As we look ahead, we see opportunities, as headwinds, such as higher inflation, faced through 2022 are receding. Strong labour markets are supporting consumer spending, maintaining corporate profitability and mitigating some headwinds from tightening credit conditions.

From an asset class perspective, the opportunity set in the bond markets, primarily government bonds, where yields have risen to attractive levels making them a vital source for both income and for diversification within multi-asset portfolios.

We provide additional insight into each of these topics along with key examples of the decisions taken by our fund managers and the True Potential Portfolio management team to position our client portfolios optimally.
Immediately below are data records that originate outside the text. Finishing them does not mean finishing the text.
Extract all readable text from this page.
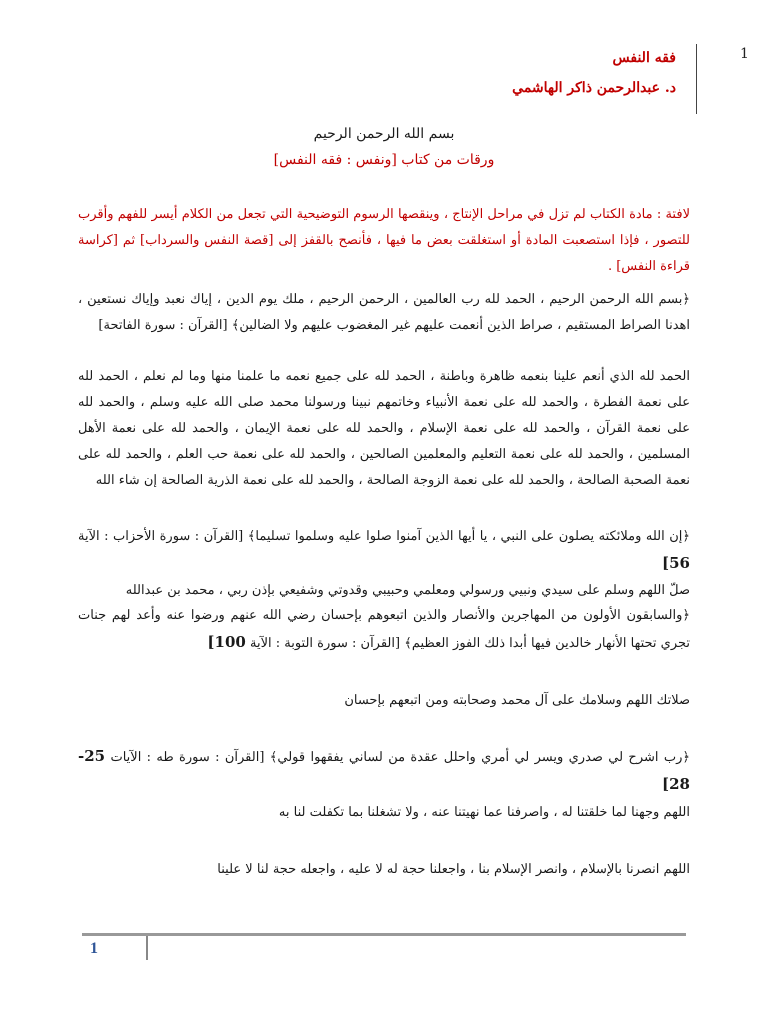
1
فقه النفس
د. عبدالرحمن ذاكر الهاشمي
بسم الله الرحمن الرحيم
ورقات من كتاب [ونفس : فقه النفس]

لافتة : مادة الكتاب لم تزل في مراحل الإنتاج ، وينقصها الرسوم التوضيحية التي تجعل من الكلام أيسر للفهم وأقرب للتصور ، فإذا استصعبت المادة أو استغلقت بعض ما فيها ، فأنصح بالقفز إلى [قصة النفس والسرداب] ثم [كراسة قراءة النفس] .

﴿بسم الله الرحمن الرحيم ، الحمد لله رب العالمين ، الرحمن الرحيم ، ملك يوم الدين ، إياك نعبد وإياك نستعين ، اهدنا الصراط المستقيم ، صراط الذين أنعمت عليهم غير المغضوب عليهم ولا الضالين﴾ [القرآن : سورة الفاتحة]

الحمد لله الذي أنعم علينا بنعمه ظاهرة وباطنة ، الحمد لله على جميع نعمه ما علمنا منها وما لم نعلم ، الحمد لله على نعمة الفطرة ، والحمد لله على نعمة الأنبياء وخاتمهم نبينا ورسولنا محمد صلى الله عليه وسلم ، والحمد لله على نعمة القرآن ، والحمد لله على نعمة الإسلام ، والحمد لله على نعمة الإيمان ، والحمد لله على نعمة الأهل المسلمين ، والحمد لله على نعمة التعليم والمعلمين الصالحين ، والحمد لله على نعمة حب العلم ، والحمد لله على نعمة الصحبة الصالحة ، والحمد لله على نعمة الزوجة الصالحة ، والحمد لله على نعمة الذرية الصالحة إن شاء الله

﴿إن الله وملائكته يصلون على النبي ، يا أيها الذين آمنوا صلوا عليه وسلموا تسليما﴾ [القرآن : سورة الأحزاب : الآية 56]
صلّ اللهم وسلم على سيدي ونبيي ورسولي ومعلمي وحبيبي وقدوتي وشفيعي بإذن ربي ، محمد بن عبدالله

﴿والسابقون الأولون من المهاجرين والأنصار والذين اتبعوهم بإحسان رضي الله عنهم ورضوا عنه وأعد لهم جنات تجري تحتها الأنهار خالدين فيها أبدا ذلك الفوز العظيم﴾ [القرآن : سورة التوبة : الآية 100]

صلاتك اللهم وسلامك على آل محمد وصحابته ومن اتبعهم بإحسان

﴿رب اشرح لي صدري ويسر لي أمري واحلل عقدة من لساني يفقهوا قولي﴾ [القرآن : سورة طه : الآيات 25-28]

اللهم وجهنا لما خلقتنا له ، واصرفنا عما نهيتنا عنه ، ولا تشغلنا بما تكفلت لنا به

اللهم انصرنا بالإسلام ، وانصر الإسلام بنا ، واجعلنا حجة له لا عليه ، واجعله حجة لنا لا علينا

1
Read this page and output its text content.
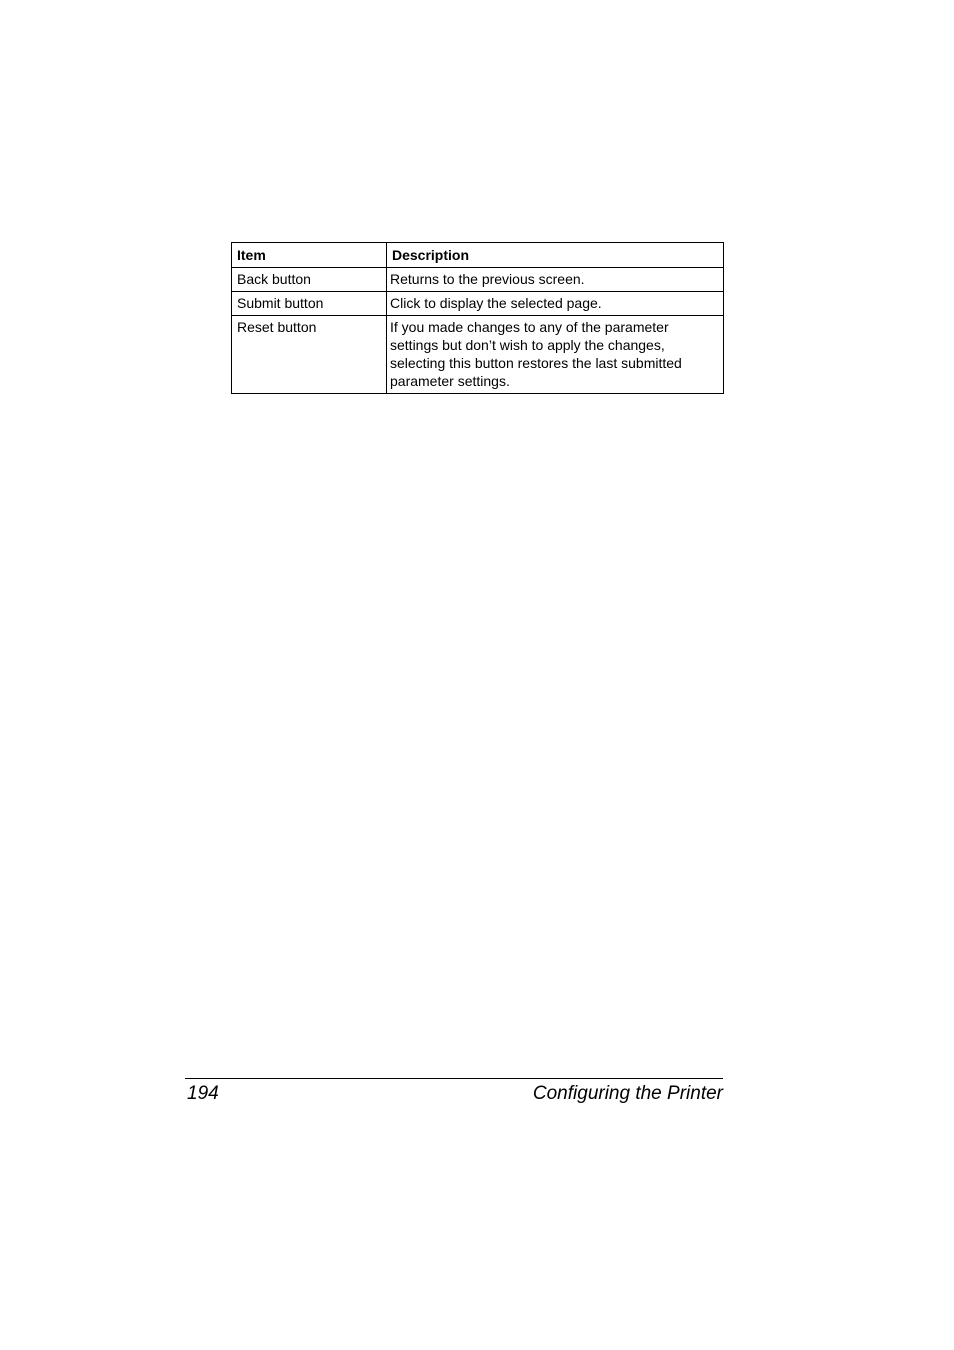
Item	Description
Back button	Returns to the previous screen.
Submit button	Click to display the selected page.
Reset button	If you made changes to any of the parameter settings but don’t wish to apply the changes, selecting this button restores the last submitted parameter settings.
194	Configuring the Printer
Financial conditions are tightening.

Recent data has illustrated the long and variable lags of tighter monetary policy are taking effect. Demand is slowing. The availability of credit to both consumers and businesses is tighter. Bank Officers in the US are not only tightening credit terms for small businesses but their willingness to make loans is curtailed by the stress impacting US regional banks. This we believe will reduce credit availability in the economy leading to weaker economic activity later this year.

Inflation.

An environment of headline disinflation is underway. The main drivers are lower energy prices and normalised supply chains. The former is an important component for regions such as Europe where we have seen a material easing of natural gas prices (340 EUR/MwH August 2022 to under 26 EUR currently). In the UK, we anticipate CPI to peak in the second quarter and base effects lead to a sharp decline in inflation through the second half of 2023.

Core inflation remains high and still rising in parts of the developed world as consumer demand, shelter, wages and service elements within the inflation basket remaining resilient. For context, US annual headline CPI was 4.9% in April, whilst Core at 5.5% is elevated, with a similar dynamic observable in Europe. Barring any significant economic slowdown from ongoing US regional bank stress we anticipate US core inflation will be above the Federal Reserve 2% target through 2023.

Recessionary risks.

Strong labour markets and robust services demand in the US have reduced the odds of a US recession in 2023. However, lagged effect of monetary tightening and recent events in US regional banking sector has the potential to edge up this probability later in the year or perhaps into the first quarter of 2024.

The outlook for 2024 corporate earnings is uncertain, linked to the evolving economic backdrop. European and UK earnings remains supported by a material easing of natural gas prices. The first quarter earnings season in the US has been stronger than expected. With 85% of US companies reported, nearly 80% of companies have beaten market earning expectations. Companies have been able to increase profit margins as they retain pricing power and benefit from the recent falls in input prices. Nonetheless, US corporate earnings for the full year 2023 have trended lower and are projected to increase only 1% from 2022.

Portfolio commentary.

Valuation levels within both credit and equity markets have increased from last year, opportunities continue to be identified by many of our active managers.

We’ve been building exposure within the True Potential Portfolios to equities, selectively. Historically a subset of the equity market including larger cap quality US companies and defensive sectors have done better in periods of slowing economic growth. As an example, equity weightings have continued to increase this year within our Balanced portfolio.

Going forward, we believe style diversification will be crucial; with that in mind, we have been recently adding to thematic equities, particularly in the US, which provide more defensive properties as we move through the year. Within fixed income, exposure to government bonds has actively increased. The Balanced portfolio has increased exposure to government bonds from 12.2% at the start of the year to 14.9%. Higher yields mean that investors are now getting paid to hold bonds and at the same time benefit from the diversification they bring to multi-asset portfolios.